ASV_100, on the other hand, shows a negative EAF value. In panel A we can see the peaks of the 13C do appear shifted left of the 12C, and although the confidence intervals do not overlap, we don’t expect to see lower 13C density values compared to 12C. In panel A, it appears two of the 13C lines abruptly end, which may be a sign that ASV_100 doesn’t occur in as many fractions as necessary.

The plot_feature_occurrence() function can be used to see how often a feature occurs in the samples and give some idea about whether they span the range of densities, are found in fractions close or far from one another, and how the calculated WAD value is affected by these occurrences.

plot_feature_occurrence(qsip_list$Drought, features)
Figure 6: Feature occurrence across density fractions for the four example features from the Drought comparison.

Figure 6 shows that ASV_100 stops appearing in some labeled sources after a density of ~1.7. With show_wad = TRUE and scale = "feature" we can overlay the WAD values and relative abundance (Figure 7). Here, the size of the circle represents the relative abundance of the feature in the sample, and for ASV_100 we see the most abundant fraction does heavily influence the calculated WAD value (vertical bar). So, although missing data on the “right side” of the curve may lead to issues, it doesn’t seem to affect the WAD value for ASV_100, assuming the peak of the values are in that most abundant fraction.

plot_feature_occurrence(qsip_list$Drought,
                        features,
                        show_wad = TRUE,
                        scale = "feature")
Figure 7: Feature occurrence with WAD values (vertical bar) and relative abundance (circle size) overlaid.

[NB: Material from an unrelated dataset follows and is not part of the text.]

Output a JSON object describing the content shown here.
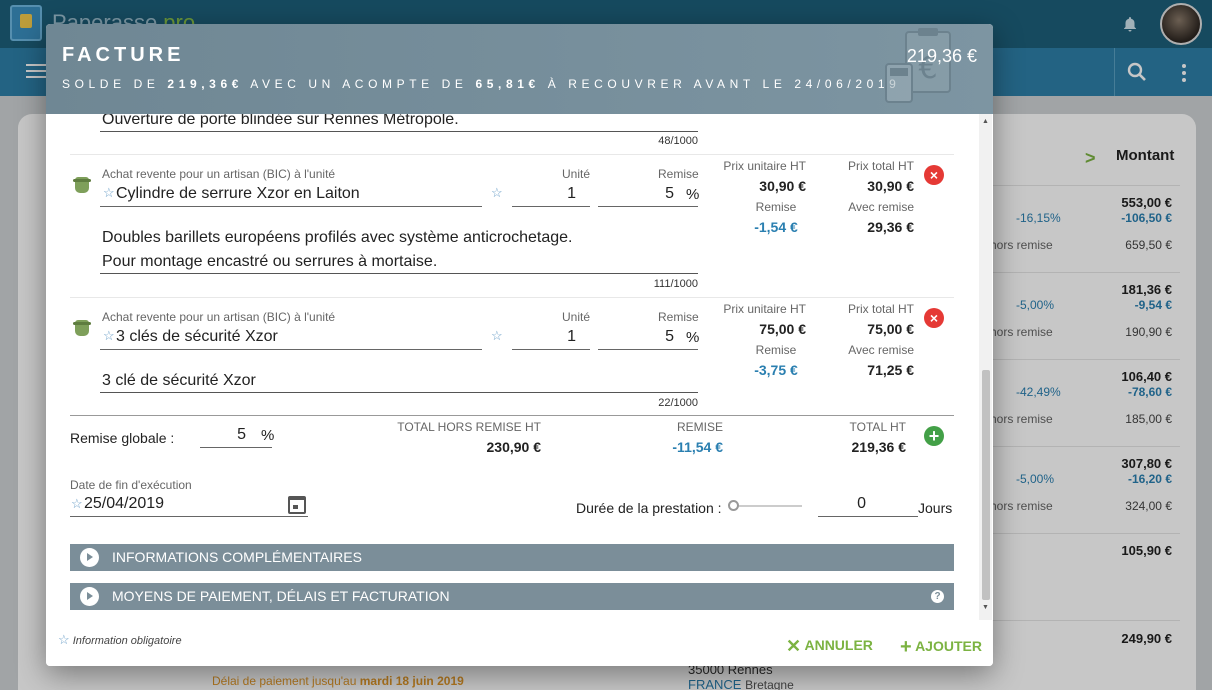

Figure 7 can also help identify additional potential issues. For example, ASV_72 was one of the features with the highest EAF values, but it looks like source S200 only has it in the extremely heavy fractions, and it has a calculated WAD that is much higher than the other 13C sources. When we ran run_comparison_groups() at the very beginning we didn’t define a minimum number of fractions, so the default of 2 was used. We might, however, consider increasing the minimum number of labeled fractions required to remove sources with feature occurrences like ASV_72 in source S200.

Conclusion

EAF values quantify isotope incorporation at the feature level, and the exploration tools shown here — density curves, resampling distributions, and occurrence plots — are valuable for understanding what drives any given result before drawing biological conclusions. The next step in the workflow is delta EAF, which extends this framework to compare EAF values between experimental groups.